The Biden Administration has offered Mississippi, along with the other 11 states that have not expanded Medicaid under the 2010 The Affordable Care Act, additional federal funding that would offset 95 percent of the costs. Wyoming became the 39th state to pass Medicaid expansion last week.
Gov. Tate Reeves and Speaker of House Philip Gunn remain opposed to expansion while Lt. Gov. Delbert Hosemann has expressed support for a modified form of Medicaid expansion, frequently referring to the Indiana model.
Like medical marijuana prior to 2019, Medicaid expansion efforts have gained no traction in either chamber, however.
The Initiative 76 filing may stir the Legislature to take up Medicaid expansion during the 2022 session when there is still time for the Legislature to craft its own expansion rather than leave it up to the voters.
“I do think we’ll take that up in the next session,” said Rep. Dana McLean (R-Columbus). “Like medical marijuana, this is something the Legislature should decide.”
This year, the Legislature passed its own Medical Marijuana law, but only after Initiative 65 had qualified for the ballot. In November, voters passed the initiative by an almost 3-to-1 margin.
McLean doesn’t want to see a similar outcome with Medicaid expansion.
“It’s a very complicated issue, one that we should rely on our experts to explain so we can put together legislation that doesn’t create problems down the road,” she said. “That’s the problem with referendums. Voters don’t always understand the complexities, and in the end you get something that can create more problems. That’s why I think Medicaid expansion is something that should be addressed in the Legislature.”
According to polling, 53 percent of Mississippians favor Medicaid expansion. Expansion also has a network of organizations supporting it, including the Mississippi Hospital Association, whose board will vote today on supporting Initiative 76.

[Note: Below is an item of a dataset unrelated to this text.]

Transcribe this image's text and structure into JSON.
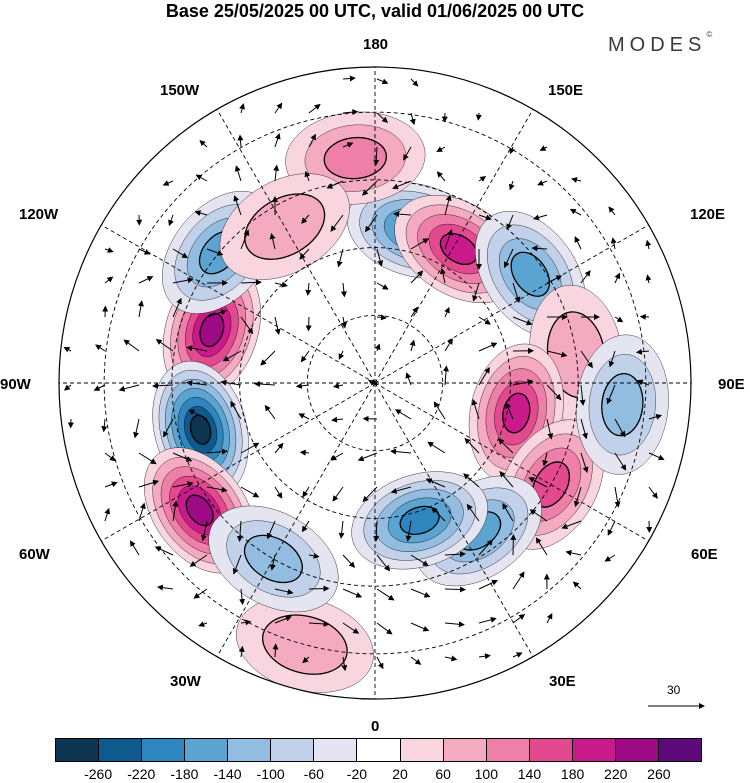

Gaudet said Medicaid expansion should not be a matter of political ideology.
“This issue is not something that needs to be political or create division,” he said. ”I think Mississippians have a heart for each other. I’ve seen the issue go from being a divisive one to something a broad swath of people can get behind.”
The main resistance comes from conservative Republicans, including Reeves and Gunn, but Rep. Rob Roberson (R-Starkville) believes there is some support for Medicaid expansion among rank-and-file Republicans.

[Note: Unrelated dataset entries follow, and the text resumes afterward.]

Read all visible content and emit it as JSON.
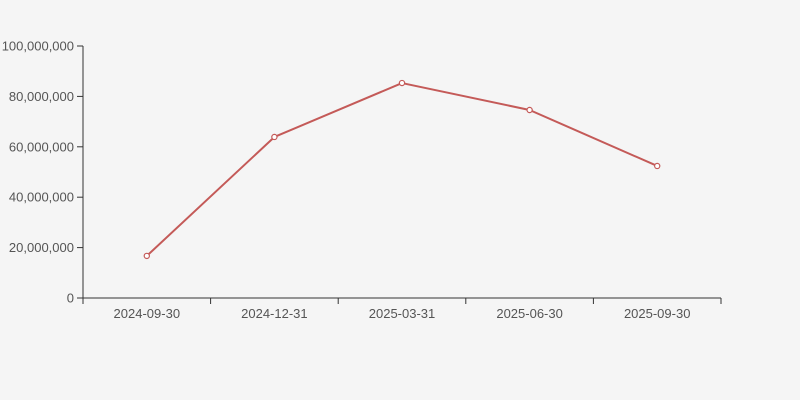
{
  "chart_data": {
    "type": "line",
    "title": "",
    "xlabel": "",
    "ylabel": "",
    "categories": [
      "2024-09-30",
      "2024-12-31",
      "2025-03-31",
      "2025-06-30",
      "2025-09-30"
    ],
    "series": [
      {
        "name": "value",
        "values": [
          16700000,
          63900000,
          85300000,
          74600000,
          52400000
        ]
      }
    ],
    "ylim": [
      0,
      100000000
    ],
    "y_ticks": [
      {
        "value": 0,
        "label": "0"
      },
      {
        "value": 20000000,
        "label": "20,000,000"
      },
      {
        "value": 40000000,
        "label": "40,000,000"
      },
      {
        "value": 60000000,
        "label": "60,000,000"
      },
      {
        "value": 80000000,
        "label": "80,000,000"
      },
      {
        "value": 100000000,
        "label": "100,000,000"
      }
    ],
    "grid": false,
    "legend": "none",
    "marker": "open-circle",
    "colors": {
      "line": "#c45a58",
      "marker_fill": "#ffffff",
      "axis": "#333333",
      "label": "#555555",
      "background": "#f5f5f5"
    }
  }
}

“I think it’s about 50/50 for some kind of expansion,” Roberson said. “I think a plan that would require some kind of payment by those who are getting the coverage would be something a lot of Republicans could support.”
When the Legislature meets in January, the issue may be a choice between fashioning a modified form of Medicaid expansion conservative legislators can live with or leaving it up to the voters on Initiative 76, which does not provide the limitations they prefer.
“It seems like (the Legislature) always wants to come back after the fact and throw something together,” said Rep. Kabir Karriem (D-Columbus). “I would love to see the Legislature pursue this, but if history is any indicator … well, I’m not sure that will happen. The silver lining is that at least it will be open for discussion now.”